The New Yorker, April 20 The comment endorses President Barack Obama's vision of "nuclear abolition": "to drive down the world's nine nuclear arsenals to much smaller sizes ... and, while doing so, to make nuclear weapons as illegitimate and impractical as possible." The Bush administration's disdain for multilateral institutions has helped bring the global nonproliferation regime to "its most fragile state of disrepair since the 1980s." Not-yet-nuclear Iran must be the target of "aggressive and creative diplomacy." As Obama said in Prague recently, "If we believe that the spread of nuclear weapons is inevitable, then in some way we are admitting to ourselves that the use of nuclear weapons is inevitable."... An article explores the biologically superdiverse state of Florida, dubbing it "Ellis Island for exotic animals," "a biological cesspool of introduced life," and an "open-air zoo." The species that looks perhaps best poised to take over is the formidable Burmese python.

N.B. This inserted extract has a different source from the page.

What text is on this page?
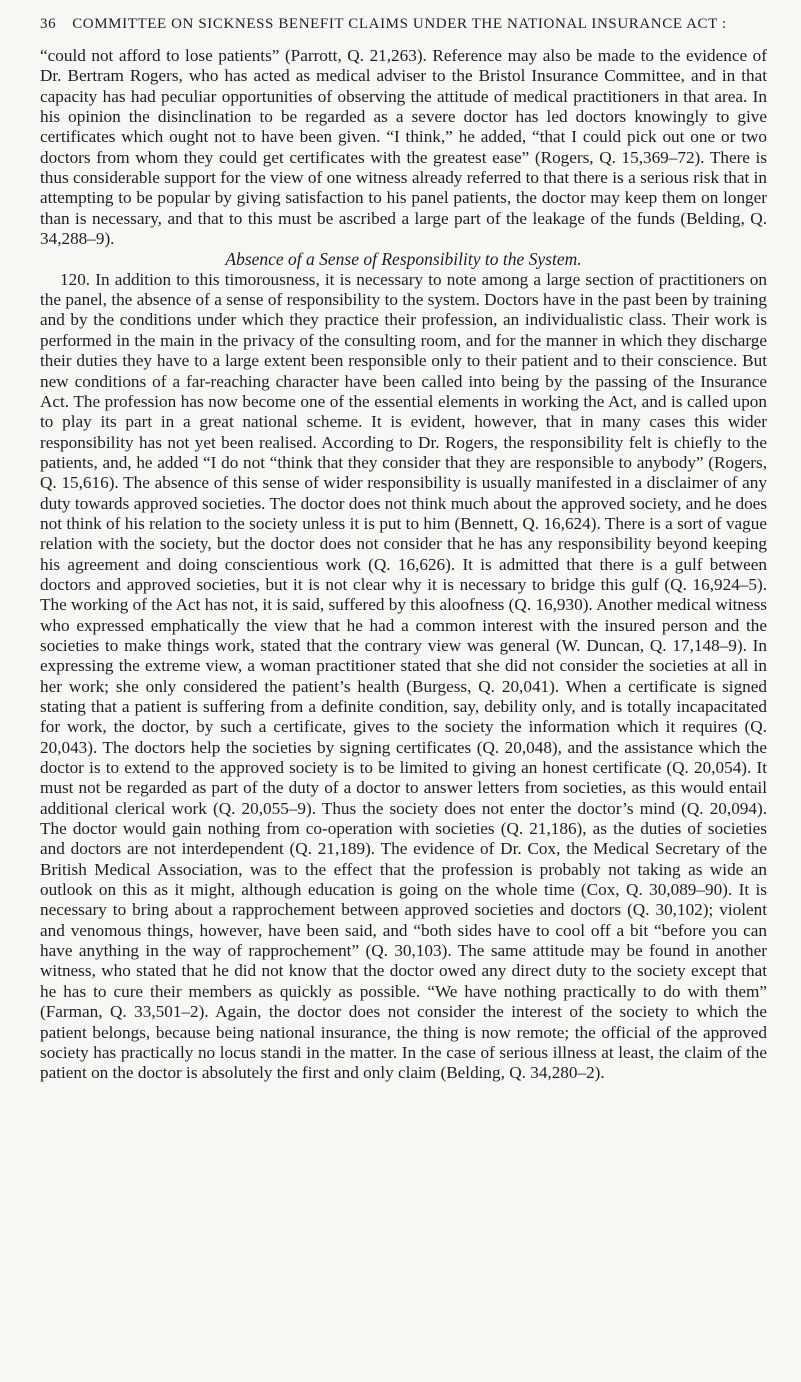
36 COMMITTEE ON SICKNESS BENEFIT CLAIMS UNDER THE NATIONAL INSURANCE ACT :

“could not afford to lose patients” (Parrott, Q. 21,263). Reference may also be made to the evidence of Dr. Bertram Rogers, who has acted as medical adviser to the Bristol Insurance Committee, and in that capacity has had peculiar opportunities of observing the attitude of medical practitioners in that area. In his opinion the disinclination to be regarded as a severe doctor has led doctors knowingly to give certificates which ought not to have been given. “I think,” he added, “that I could pick out one or two doctors from whom they could get certificates with the greatest ease” (Rogers, Q. 15,369–72). There is thus considerable support for the view of one witness already referred to that there is a serious risk that in attempting to be popular by giving satisfaction to his panel patients, the doctor may keep them on longer than is necessary, and that to this must be ascribed a large part of the leakage of the funds (Belding, Q. 34,288–9).

Absence of a Sense of Responsibility to the System.

120. In addition to this timorousness, it is necessary to note among a large section of practitioners on the panel, the absence of a sense of responsibility to the system. Doctors have in the past been by training and by the conditions under which they practice their profession, an individualistic class. Their work is performed in the main in the privacy of the consulting room, and for the manner in which they discharge their duties they have to a large extent been responsible only to their patient and to their conscience. But new conditions of a far-reaching character have been called into being by the passing of the Insurance Act. The profession has now become one of the essential elements in working the Act, and is called upon to play its part in a great national scheme. It is evident, however, that in many cases this wider responsibility has not yet been realised. According to Dr. Rogers, the responsibility felt is chiefly to the patients, and, he added “I do not “think that they consider that they are responsible to anybody” (Rogers, Q. 15,616). The absence of this sense of wider responsibility is usually manifested in a disclaimer of any duty towards approved societies. The doctor does not think much about the approved society, and he does not think of his relation to the society unless it is put to him (Bennett, Q. 16,624). There is a sort of vague relation with the society, but the doctor does not consider that he has any responsibility beyond keeping his agreement and doing conscientious work (Q. 16,626). It is admitted that there is a gulf between doctors and approved societies, but it is not clear why it is necessary to bridge this gulf (Q. 16,924–5). The working of the Act has not, it is said, suffered by this aloofness (Q. 16,930). Another medical witness who expressed emphatically the view that he had a common interest with the insured person and the societies to make things work, stated that the contrary view was general (W. Duncan, Q. 17,148–9). In expressing the extreme view, a woman practitioner stated that she did not consider the societies at all in her work; she only considered the patient’s health (Burgess, Q. 20,041). When a certificate is signed stating that a patient is suffering from a definite condition, say, debility only, and is totally incapacitated for work, the doctor, by such a certificate, gives to the society the information which it requires (Q. 20,043). The doctors help the societies by signing certificates (Q. 20,048), and the assistance which the doctor is to extend to the approved society is to be limited to giving an honest certificate (Q. 20,054). It must not be regarded as part of the duty of a doctor to answer letters from societies, as this would entail additional clerical work (Q. 20,055–9). Thus the society does not enter the doctor’s mind (Q. 20,094). The doctor would gain nothing from co-operation with societies (Q. 21,186), as the duties of societies and doctors are not interdependent (Q. 21,189). The evidence of Dr. Cox, the Medical Secretary of the British Medical Association, was to the effect that the profession is probably not taking as wide an outlook on this as it might, although education is going on the whole time (Cox, Q. 30,089–90). It is necessary to bring about a rapprochement between approved societies and doctors (Q. 30,102); violent and venomous things, however, have been said, and “both sides have to cool off a bit “before you can have anything in the way of rapprochement” (Q. 30,103). The same attitude may be found in another witness, who stated that he did not know that the doctor owed any direct duty to the society except that he has to cure their members as quickly as possible. “We have nothing practically to do with them” (Farman, Q. 33,501–2). Again, the doctor does not consider the interest of the society to which the patient belongs, because being national insurance, the thing is now remote; the official of the approved society has practically no locus standi in the matter. In the case of serious illness at least, the claim of the patient on the doctor is absolutely the first and only claim (Belding, Q. 34,280–2).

Newsweek, April 20 Jonathan Alter backs the use of "reconciliation"—the Senate procedure whereby a budget cannot be filibustered and therefore requires only 51 votes to pass—in order to enact health care and education legislation should 60 votes be unobtainable. "Transformational change ... is more important than whether Republicans cry foul over being railroaded," he argues.... An article reports that Obama has backed off a campaign pledge to ban some assault weapons, despite their continued use in the United States and northern Mexico. The reasons are political: White House strategists "can't afford to tangle with the National Rifle Association at a time when they're pushing other priorities." Additionally, Democratic congressional leaders fear gun control efforts threaten rural "Blue Dogs."... Mike Tyson looks back at his old, self-destructive "Kid Dynamite" self, telling a reporter, "He wasn't a good guy. He was just somebody I created to give people something to talk about."
New York Review of Books, April 30 An article bemoans Vladimir Putin's attempts to stoke "popular nostalgia for the Soviet Union" by whitewashing and devaluing Stalin's reign of terror as a way of fueling Russian nationalism. After the shameful 1990s—"the hyperinflation, the loss of people's savings and security, the rampant corruption and criminality, the robber-oligarchs and the drunken president"—Putin found in the Russian people a receptive audience for his combination of Soviet myths (sans Communist ideology) and retro-czarist projection of strong state power.... One author reviews a new translation of The Adventures of Pinocchio. With "Tuscan humor" and "a perplexing waywardness that one experiences every day in Italy," 19th-century author Carlo Collodi produced an entertaining yet sophisticated meditation on education and the push-and-tug between reality and illusion. Perhaps unsurprisingly, "nothing could be further from [the book's] acid spirit" than the Disney movie. Indeed, when Collodi's puppet first meets the Talking Cricket, he smashes it with a mallet.
New York, April 20 The cover package investigates "Why People Still Want To Move to New York in Tough Times." Famous New Yorkers reminisce over their first days in the city, and 160 new transplants explain why they came. Samples: "Ten years from now, I'd love to own a penthouse overlooking the Park. Obviously"; "I came here to study, and I'm looking for a job. I'm an aspiring journalist"; "I moved here because I broke up with my girlfriend and got laid off."… An article tells the story of Gabi and Rivki Holtzberg, the Hasidic couple who ran the Mumbai Chabad House and was murdered in last November's attacks. Their first two children died very young of Tay Sachs, while a third, Moshe, survived both that genetic predisposition and November's atrocity, and now 2, lives in Israel. Rivki had been pregnant with a fourth, which, tests indicated, would not have suffered from Tay Sachs.